Elevidys was initially hailed as a groundbreaking treatment when it received FDA approval in 2023, marking a milestone in the fight against a disease for which no cure exists. However, the recent fatalities have raised difficult questions about risk versus reward in gene therapy medicine.

Sarepta’s Response and Financial Impact

Sarepta Therapeutics, headquartered in Cambridge, Massachusetts, has faced intense scrutiny following the deaths. In July 2025, the company announced it would lay off 500 employees amid regulatory uncertainty and declining investor confidence.

Despite the FDA’s new restrictions, Sarepta’s shares rose 7.7% in trading after Friday’s announcement, as the updated guidelines provided greater regulatory clarity and signaled that the agency is not withdrawing approval of Elevidys altogether.

In a statement, Sarepta said it would “fully cooperate with the FDA” and reaffirmed its commitment to patient safety and continued research.
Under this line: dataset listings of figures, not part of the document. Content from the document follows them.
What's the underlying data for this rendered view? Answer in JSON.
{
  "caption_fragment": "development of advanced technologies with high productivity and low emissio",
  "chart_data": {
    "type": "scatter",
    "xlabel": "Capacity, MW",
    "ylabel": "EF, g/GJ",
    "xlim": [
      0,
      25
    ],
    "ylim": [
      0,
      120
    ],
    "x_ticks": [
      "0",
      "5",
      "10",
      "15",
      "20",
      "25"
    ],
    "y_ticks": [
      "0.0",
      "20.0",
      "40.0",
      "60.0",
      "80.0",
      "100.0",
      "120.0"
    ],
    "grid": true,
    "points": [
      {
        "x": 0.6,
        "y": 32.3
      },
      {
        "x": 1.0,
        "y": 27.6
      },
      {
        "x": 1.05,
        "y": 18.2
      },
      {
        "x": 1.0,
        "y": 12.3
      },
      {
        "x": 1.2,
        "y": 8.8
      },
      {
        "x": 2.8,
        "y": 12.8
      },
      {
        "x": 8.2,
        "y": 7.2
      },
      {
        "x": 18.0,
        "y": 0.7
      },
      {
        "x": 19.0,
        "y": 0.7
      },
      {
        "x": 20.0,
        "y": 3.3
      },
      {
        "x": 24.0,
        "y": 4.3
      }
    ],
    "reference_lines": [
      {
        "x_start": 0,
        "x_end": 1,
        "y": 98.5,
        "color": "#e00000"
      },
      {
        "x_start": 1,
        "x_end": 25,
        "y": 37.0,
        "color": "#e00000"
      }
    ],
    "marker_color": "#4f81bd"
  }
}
Balancing Hope and Risk in Gene Therapy

The Elevidys case underscores the ethical and scientific complexities of modern gene therapy. These treatments offer unprecedented potential for life-altering benefits but come with serious and sometimes fatal side effects due to immune reactions or organ toxicity.

While the FDA’s warning is expected to curb some use of the therapy, families of children with Duchenne say the drug remains a critical lifeline — especially for those who have exhausted all other options.

What Patients and Families Should Know

For families considering or currently undergoing Elevidys treatment, medical experts urge vigilance and proactive communication with healthcare providers.

Patients should:

• Ensure frequent liver function testing after infusion.
• Report symptoms such as jaundice, nausea, fatigue, or dark urine immediately.
• Receive care at experienced gene therapy centers equipped for emergency intervention.

Doctors are also being advised to carefully screen candidates and discuss the risks versus benefits in detail before administering the therapy.

The Broader Implications for Gene Therapy Regulation

The FDA’s decision could influence how future gene therapies are evaluated, especially those involving high-risk patient populations. Regulators worldwide may look to this case as an example of balancing innovation with safety oversight.

Despite the tragedies, experts stress that gene therapy remains one of the most promising frontiers in medicine. As regulatory agencies refine safety protocols and companies improve delivery methods, the field continues to evolve toward safer, more effective applications.

The FDA’s addition of a boxed warning to Sarepta’s Elevidys gene therapy serves as both a caution and a reminder of the fragile balance between medical innovation and patient safety.

For the families affected by Duchenne muscular dystrophy, Elevidys still represents hope — but one that must now be approached with heightened vigilance and informed consent.

As investigations continue, the FDA and Sarepta Therapeutics are expected to issue further updates on risk mitigation and patient monitoring protocols in the coming months.